Deuxième moment de Paix 

Après la reconnaissance vient l’effacement. Pour mieux marquer la fin de la période de crise, Guillaume Soro va quitter son poste de premier ministre, qu’il assurait conjointement à celui de ministre de la défense, en même temps que tout le gouvernement. Il ne le fera pas par pression quelconque, mais par nécessité nationale. En remettant sa lettre de démission au Président Alassane Ouattara, il laisse ainsi le champ libre pour une redistribution du pouvoir, sans drames, ni trames. Comme prévu, il accomplissait par la même, la promesse selon laquelle le poste de premier ministre devait revenir à un responsable du parti-allié (PDCI), dont le soutien avait permis la victoire au second tour de la présidentielle. 

Troisième moment de Paix :

Plus récemment, dans une déclaration retransmise jeudi soir à la RTI, le porte-parole des 8 400 soldats qui s'étaient mutinés dans les casernes ivoiriennes début janvier 2017 a présenté en leurs noms des « excuses », avant d'affirmer qu'ils renonçaient « définitivement à toute revendication d’ordre financier ». Quelques heures plus tard, des tirs de sommation effectués par des militaires mécontents ont été entendus à Bouaké. A la suite de cela, le gouvernement Ivoirien a décidé de répondre par la fermeté. « Désormais, il n’y a plus rien à négocier » dixit le ministre de la défense, Alain-Richard Donwahi. « En tout état de cause, tout militaire se livrant à des actes répréhensibles s'expose à des sanctions disciplinaires sévères telles que prévues par le règlement », a déclaré le général Touré Sékou, chef d’Etat-major. 

Dans cette situation délicate que vit le pays, Guillaume Soro va rassurer les ivoiriens en ces termes : « Le dialogue triomphera. La paix triomphera. ». Il estime que l’Etat doit continuer à privilégier la voie de la négociation. 

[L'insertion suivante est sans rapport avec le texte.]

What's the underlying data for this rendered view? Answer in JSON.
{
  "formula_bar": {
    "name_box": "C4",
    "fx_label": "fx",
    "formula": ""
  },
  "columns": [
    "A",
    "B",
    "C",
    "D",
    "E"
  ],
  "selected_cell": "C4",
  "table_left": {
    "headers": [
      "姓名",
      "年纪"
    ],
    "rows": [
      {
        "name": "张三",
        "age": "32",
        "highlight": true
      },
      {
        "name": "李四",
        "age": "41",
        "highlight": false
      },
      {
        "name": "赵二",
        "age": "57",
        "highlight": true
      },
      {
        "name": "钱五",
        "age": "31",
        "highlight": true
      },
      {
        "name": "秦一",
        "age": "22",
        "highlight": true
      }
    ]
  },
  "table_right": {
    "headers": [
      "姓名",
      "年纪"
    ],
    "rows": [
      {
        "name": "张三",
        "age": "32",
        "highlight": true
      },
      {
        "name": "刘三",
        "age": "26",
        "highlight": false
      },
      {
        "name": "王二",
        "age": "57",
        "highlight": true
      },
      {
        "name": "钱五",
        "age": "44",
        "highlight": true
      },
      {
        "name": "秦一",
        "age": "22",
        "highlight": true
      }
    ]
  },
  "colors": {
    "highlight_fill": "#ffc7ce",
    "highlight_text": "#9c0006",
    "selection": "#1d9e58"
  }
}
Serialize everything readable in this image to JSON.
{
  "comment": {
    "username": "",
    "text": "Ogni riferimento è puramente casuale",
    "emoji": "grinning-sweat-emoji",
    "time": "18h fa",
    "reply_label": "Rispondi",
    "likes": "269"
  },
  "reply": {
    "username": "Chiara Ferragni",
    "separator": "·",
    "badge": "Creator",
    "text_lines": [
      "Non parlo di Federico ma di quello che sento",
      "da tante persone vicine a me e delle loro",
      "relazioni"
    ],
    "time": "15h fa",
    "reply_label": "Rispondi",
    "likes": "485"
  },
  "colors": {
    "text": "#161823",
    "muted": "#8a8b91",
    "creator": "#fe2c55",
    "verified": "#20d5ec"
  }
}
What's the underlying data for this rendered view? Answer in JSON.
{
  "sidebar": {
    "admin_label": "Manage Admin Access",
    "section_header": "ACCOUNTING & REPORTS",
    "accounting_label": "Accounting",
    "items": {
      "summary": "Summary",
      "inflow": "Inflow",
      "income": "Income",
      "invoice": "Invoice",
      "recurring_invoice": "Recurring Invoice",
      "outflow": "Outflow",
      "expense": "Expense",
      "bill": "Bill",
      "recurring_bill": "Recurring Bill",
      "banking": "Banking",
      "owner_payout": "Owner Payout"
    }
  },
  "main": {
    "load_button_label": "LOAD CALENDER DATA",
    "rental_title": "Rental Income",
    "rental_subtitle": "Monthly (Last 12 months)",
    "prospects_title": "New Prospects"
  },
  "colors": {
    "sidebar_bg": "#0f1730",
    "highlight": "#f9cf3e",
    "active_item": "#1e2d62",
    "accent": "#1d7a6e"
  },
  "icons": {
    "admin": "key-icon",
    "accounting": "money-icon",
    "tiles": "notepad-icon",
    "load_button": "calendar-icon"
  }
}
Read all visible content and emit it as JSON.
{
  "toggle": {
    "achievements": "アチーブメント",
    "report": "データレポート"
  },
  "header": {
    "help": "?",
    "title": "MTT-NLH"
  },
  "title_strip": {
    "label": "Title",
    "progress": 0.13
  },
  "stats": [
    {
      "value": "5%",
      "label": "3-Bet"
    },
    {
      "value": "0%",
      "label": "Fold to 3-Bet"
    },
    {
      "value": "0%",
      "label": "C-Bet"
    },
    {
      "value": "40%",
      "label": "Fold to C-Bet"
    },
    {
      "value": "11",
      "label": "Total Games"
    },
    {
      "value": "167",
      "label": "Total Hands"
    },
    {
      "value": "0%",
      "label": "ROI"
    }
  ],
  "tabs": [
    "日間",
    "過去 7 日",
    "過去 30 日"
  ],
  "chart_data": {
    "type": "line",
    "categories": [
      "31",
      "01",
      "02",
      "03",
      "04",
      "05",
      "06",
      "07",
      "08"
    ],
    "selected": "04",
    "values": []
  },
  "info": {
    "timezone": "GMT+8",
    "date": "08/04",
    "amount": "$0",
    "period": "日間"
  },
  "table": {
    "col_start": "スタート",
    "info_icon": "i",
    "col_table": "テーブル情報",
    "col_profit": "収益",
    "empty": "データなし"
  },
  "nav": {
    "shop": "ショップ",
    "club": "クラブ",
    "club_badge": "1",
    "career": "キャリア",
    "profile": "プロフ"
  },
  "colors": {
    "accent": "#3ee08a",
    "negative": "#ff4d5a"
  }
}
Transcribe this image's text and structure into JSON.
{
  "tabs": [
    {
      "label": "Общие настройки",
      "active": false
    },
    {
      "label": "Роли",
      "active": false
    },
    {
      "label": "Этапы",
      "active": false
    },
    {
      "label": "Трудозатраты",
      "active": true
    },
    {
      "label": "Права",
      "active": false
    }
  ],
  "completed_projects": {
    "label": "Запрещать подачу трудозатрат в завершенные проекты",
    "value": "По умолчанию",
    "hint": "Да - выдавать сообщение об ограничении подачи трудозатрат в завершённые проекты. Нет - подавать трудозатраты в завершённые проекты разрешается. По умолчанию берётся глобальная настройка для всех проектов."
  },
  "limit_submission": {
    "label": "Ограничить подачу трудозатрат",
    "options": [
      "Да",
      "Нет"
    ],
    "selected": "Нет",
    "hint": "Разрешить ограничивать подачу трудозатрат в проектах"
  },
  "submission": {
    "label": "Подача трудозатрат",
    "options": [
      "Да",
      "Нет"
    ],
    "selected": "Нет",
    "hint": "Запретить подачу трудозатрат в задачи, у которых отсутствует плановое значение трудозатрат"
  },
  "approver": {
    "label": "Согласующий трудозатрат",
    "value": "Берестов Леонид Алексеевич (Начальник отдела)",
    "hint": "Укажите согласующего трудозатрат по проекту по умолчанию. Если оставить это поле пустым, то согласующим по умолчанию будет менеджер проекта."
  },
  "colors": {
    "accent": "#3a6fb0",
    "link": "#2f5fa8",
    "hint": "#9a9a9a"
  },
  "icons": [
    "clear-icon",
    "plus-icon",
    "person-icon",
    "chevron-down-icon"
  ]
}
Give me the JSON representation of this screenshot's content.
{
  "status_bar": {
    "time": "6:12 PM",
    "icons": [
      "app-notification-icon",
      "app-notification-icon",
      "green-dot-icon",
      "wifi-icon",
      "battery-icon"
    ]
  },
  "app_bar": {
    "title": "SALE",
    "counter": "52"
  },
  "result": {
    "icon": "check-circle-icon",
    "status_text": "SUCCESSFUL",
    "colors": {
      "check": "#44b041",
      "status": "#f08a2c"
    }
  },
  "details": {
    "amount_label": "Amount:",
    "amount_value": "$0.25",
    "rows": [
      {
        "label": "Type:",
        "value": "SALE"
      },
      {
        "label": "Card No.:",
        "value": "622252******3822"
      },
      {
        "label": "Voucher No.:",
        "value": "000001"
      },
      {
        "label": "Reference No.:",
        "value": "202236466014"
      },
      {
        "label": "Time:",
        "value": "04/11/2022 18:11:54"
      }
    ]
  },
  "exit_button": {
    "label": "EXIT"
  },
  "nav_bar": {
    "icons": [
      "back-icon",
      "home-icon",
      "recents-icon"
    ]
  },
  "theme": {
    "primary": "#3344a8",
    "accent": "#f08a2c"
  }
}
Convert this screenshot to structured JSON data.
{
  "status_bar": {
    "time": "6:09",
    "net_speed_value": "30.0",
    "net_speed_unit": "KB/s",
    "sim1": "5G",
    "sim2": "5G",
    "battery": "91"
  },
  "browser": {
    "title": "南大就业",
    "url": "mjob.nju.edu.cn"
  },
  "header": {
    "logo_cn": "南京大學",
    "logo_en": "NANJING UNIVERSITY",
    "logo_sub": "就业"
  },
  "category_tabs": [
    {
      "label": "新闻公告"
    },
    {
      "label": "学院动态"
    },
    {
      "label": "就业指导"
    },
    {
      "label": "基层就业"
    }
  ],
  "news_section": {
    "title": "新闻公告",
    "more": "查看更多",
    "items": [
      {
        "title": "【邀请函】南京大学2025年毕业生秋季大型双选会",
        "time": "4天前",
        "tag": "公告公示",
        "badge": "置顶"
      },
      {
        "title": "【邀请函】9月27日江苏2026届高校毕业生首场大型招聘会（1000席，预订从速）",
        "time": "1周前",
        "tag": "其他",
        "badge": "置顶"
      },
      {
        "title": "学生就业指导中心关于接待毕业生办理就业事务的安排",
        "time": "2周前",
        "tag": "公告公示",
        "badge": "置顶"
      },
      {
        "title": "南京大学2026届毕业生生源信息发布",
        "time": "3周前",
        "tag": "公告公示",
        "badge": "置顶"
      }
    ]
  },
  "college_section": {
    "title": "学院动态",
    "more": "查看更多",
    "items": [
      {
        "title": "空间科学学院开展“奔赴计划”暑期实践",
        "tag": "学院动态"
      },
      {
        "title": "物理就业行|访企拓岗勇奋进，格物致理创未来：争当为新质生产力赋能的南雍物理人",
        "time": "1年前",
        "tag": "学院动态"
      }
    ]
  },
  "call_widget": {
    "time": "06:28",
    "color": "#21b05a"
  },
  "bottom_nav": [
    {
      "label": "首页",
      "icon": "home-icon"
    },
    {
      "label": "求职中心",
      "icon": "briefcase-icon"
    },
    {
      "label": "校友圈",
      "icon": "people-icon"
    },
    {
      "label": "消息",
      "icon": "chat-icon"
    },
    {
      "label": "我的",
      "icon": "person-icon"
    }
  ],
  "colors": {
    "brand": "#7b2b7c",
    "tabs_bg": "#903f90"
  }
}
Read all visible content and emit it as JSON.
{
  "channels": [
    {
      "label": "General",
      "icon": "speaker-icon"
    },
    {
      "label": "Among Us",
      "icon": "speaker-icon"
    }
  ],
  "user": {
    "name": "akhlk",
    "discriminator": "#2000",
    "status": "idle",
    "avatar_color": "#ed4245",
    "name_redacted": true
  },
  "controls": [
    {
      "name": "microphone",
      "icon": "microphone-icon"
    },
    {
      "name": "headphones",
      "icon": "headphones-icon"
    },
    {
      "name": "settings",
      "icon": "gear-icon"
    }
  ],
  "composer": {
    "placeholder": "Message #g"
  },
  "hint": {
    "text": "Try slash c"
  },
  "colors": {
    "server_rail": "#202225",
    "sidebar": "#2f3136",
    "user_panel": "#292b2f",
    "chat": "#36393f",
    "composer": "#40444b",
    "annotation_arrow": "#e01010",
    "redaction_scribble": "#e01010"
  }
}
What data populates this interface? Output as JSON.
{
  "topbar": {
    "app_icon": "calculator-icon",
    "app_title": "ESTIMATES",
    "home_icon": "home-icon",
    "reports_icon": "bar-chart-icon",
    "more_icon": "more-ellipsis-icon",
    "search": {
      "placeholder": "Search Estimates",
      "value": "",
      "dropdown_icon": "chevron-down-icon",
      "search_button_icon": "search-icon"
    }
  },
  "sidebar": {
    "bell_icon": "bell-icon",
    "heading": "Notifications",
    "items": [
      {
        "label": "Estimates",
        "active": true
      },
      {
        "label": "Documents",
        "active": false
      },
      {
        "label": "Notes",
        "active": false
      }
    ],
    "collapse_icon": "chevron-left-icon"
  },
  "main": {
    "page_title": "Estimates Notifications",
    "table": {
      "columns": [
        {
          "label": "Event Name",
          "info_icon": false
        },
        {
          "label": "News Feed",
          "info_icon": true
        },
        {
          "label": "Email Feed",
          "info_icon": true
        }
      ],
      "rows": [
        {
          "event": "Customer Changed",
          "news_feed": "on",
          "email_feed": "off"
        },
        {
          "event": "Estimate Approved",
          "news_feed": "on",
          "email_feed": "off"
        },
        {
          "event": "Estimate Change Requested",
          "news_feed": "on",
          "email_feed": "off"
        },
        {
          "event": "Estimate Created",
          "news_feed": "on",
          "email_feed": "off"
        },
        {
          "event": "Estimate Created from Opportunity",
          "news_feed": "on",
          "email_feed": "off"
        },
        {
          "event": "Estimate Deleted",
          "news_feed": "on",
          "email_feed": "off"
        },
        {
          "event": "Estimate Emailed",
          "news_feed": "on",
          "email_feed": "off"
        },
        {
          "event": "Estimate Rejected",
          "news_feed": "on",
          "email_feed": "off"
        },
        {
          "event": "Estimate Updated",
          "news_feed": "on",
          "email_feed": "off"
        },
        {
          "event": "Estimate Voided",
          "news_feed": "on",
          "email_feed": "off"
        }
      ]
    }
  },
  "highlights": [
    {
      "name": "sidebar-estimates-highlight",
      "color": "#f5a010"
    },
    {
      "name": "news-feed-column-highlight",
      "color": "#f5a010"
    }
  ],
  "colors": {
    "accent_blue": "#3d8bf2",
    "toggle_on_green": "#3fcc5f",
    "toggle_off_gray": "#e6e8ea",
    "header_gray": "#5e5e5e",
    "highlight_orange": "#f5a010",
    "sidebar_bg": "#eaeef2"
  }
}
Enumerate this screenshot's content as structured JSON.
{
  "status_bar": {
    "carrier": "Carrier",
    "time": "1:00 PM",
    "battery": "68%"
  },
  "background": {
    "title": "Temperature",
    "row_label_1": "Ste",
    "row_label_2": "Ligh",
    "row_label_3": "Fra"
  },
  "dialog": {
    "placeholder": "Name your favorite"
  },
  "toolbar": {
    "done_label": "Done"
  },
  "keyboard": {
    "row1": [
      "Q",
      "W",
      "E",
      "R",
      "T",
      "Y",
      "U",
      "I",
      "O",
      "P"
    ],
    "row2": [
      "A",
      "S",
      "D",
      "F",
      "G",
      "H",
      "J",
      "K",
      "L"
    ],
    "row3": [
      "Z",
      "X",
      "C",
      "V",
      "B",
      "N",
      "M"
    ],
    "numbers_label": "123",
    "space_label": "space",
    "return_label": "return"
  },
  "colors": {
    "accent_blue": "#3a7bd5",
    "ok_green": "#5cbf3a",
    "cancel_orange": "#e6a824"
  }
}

A travers ces grands moments-clés, nous confirmons que la Paix chez Guillaume Soro n’est pas un vain mot, c’est un comportement. En ce sens, il rejoint Felix Houphouët Boigny, le père de la nation, comme nous l’avons précédemment établi dans notre tribune intitulée de l’Houphouétisme au Soroisme :http://www.guillaumesoro.ci/politique/de-l-rsquo-houphouetisme-au-soroisme-une-approche-generationnelle-de-la-3eme-republique-de-cote-d-rsquo-ivoire_10279_1476177381.html

III- Guillaume, le justicier

Un justicier est celui ou celle qui lutte pour la justice, qui prend la défense des innocents, des veuves, des orphelins, des pauvres, etc. C’est un redresseur de torts. Concernant Guillaume Soro, il n’y a pas plus grand témoignage que celui du chef de l’Etat lui-même. Le dimanche 7 juillet 2013, Alassane Ouattara a rendu un vibrant hommage au Président de l'Assemblée nationale, « en saluant son courage exceptionnel et sa fidélité qui ont permis aux populations du Nord de recouvrer leur dignité par la sauvegarde de la "nationalité ivoirienne" .C'est donc un acte très fort, au-dessus des religions. C'est un acte de patriotisme. S'il a fait cela, c'est parce qu'il aime la Côte d'Ivoire ». (http://news.abidjan.net/h/464837.html). Sans commentaire ! 

Toujours du côté des plus faibles, Guillaume Soro, en homme de mission a su répondre à chaque fois que le besoin s’est fait sentir, au cri des douleurs de l’enfantement de ces concitoyens. 

Pour clore notre propos, nous retiendrons que dans les yeux des Ivoiriens en général, et des jeunes en particulier, Guillaume Soro est celui qui présente inévitablement une offre politique nouvelle : celle qui (ré) invente un avenir prometteur de paix, de travail et de justice.